Our research strategy is based on the discovery and development of new psychedelic and non-psychedelic compounds for medicinal applications. This new pharmaceutical portfolio shows considerable advances over previous natural and synthetic drugs in terms of safety, effectiveness, stability, dose, and adverse effects. We employ natural chemicals as building blocks to create superior second-generation pharmaceuticals, utilizing artificial intelligence and machine learning (AI/ML) to uncover medication advancements in a cost-effective and efficient manner.

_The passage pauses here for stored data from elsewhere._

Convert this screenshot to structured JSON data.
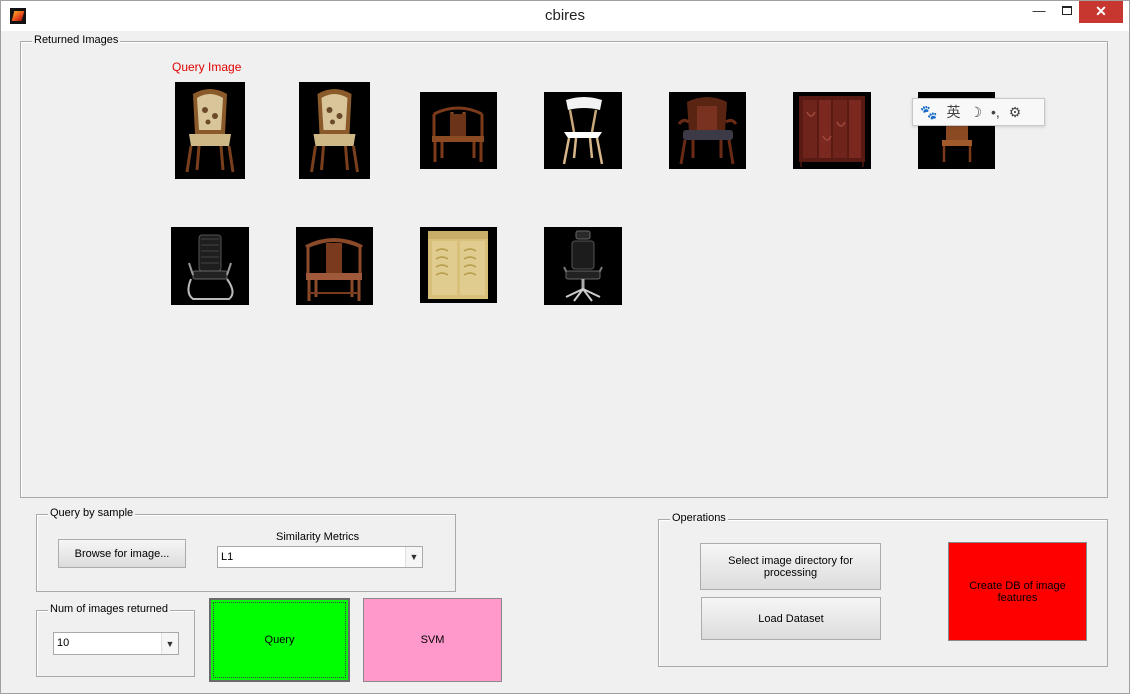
{
  "window": {
    "title": "cbires",
    "controls": {
      "minimize": "—",
      "close": "✕"
    }
  },
  "returned_panel": {
    "legend": "Returned Images",
    "query_label": "Query Image",
    "images": [
      {
        "subject": "ornate upholstered chair (query)"
      },
      {
        "subject": "ornate upholstered chair"
      },
      {
        "subject": "wooden armchair"
      },
      {
        "subject": "white modern chair"
      },
      {
        "subject": "carved wooden armchair"
      },
      {
        "subject": "red lacquer cabinet"
      },
      {
        "subject": "small wooden chair"
      },
      {
        "subject": "black mesh office chair"
      },
      {
        "subject": "ming style wooden armchair"
      },
      {
        "subject": "bamboo shoe cabinet"
      },
      {
        "subject": "black office chair with headrest"
      }
    ]
  },
  "ime_bar": {
    "paw": "🐾",
    "lang": "英",
    "moon": "☽",
    "punct": "•,",
    "settings": "⚙"
  },
  "query_panel": {
    "legend": "Query by sample",
    "browse_label": "Browse for image...",
    "metric_caption": "Similarity Metrics",
    "metric_value": "L1"
  },
  "num_panel": {
    "legend": "Num of images returned",
    "value": "10"
  },
  "actions": {
    "query_label": "Query",
    "svm_label": "SVM"
  },
  "operations": {
    "legend": "Operations",
    "select_dir_label": "Select image directory for processing",
    "load_label": "Load Dataset",
    "create_db_label": "Create DB of image features"
  },
  "colors": {
    "query_button": "#00ff00",
    "svm_button": "#ff99cc",
    "create_db_button": "#ff0000",
    "query_label": "#e00000"
  }
}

The purpose of developing these better second-generation chemicals is to provide patients with safer, more effective medicines while also providing doctors with improved dose control and drug behavior. To create these improved compounds, we examined the enormous number of psychedelics mentioned in the literature and anecdotal accounts to learn how these substances have been used therapeutically and, more importantly, what their faults are.
A detailed molecular examination of each medicine helps us to understand which aspects are responsible for undesired effects and deficiencies. This data is then utilized to create new second-generation molecules with higher performance, putting better management in the hands of physicians.
The current generation of natural psychedelic compounds originated in nature, making them the most suited to the organism's natural habitat. Although these compounds have been proven to be quite effective for therapeutic purposes, they were not designed to be used in a clinical context. As a result, there is a high need for next-generation medications that are more sensitive to the demands of patients and clinicians.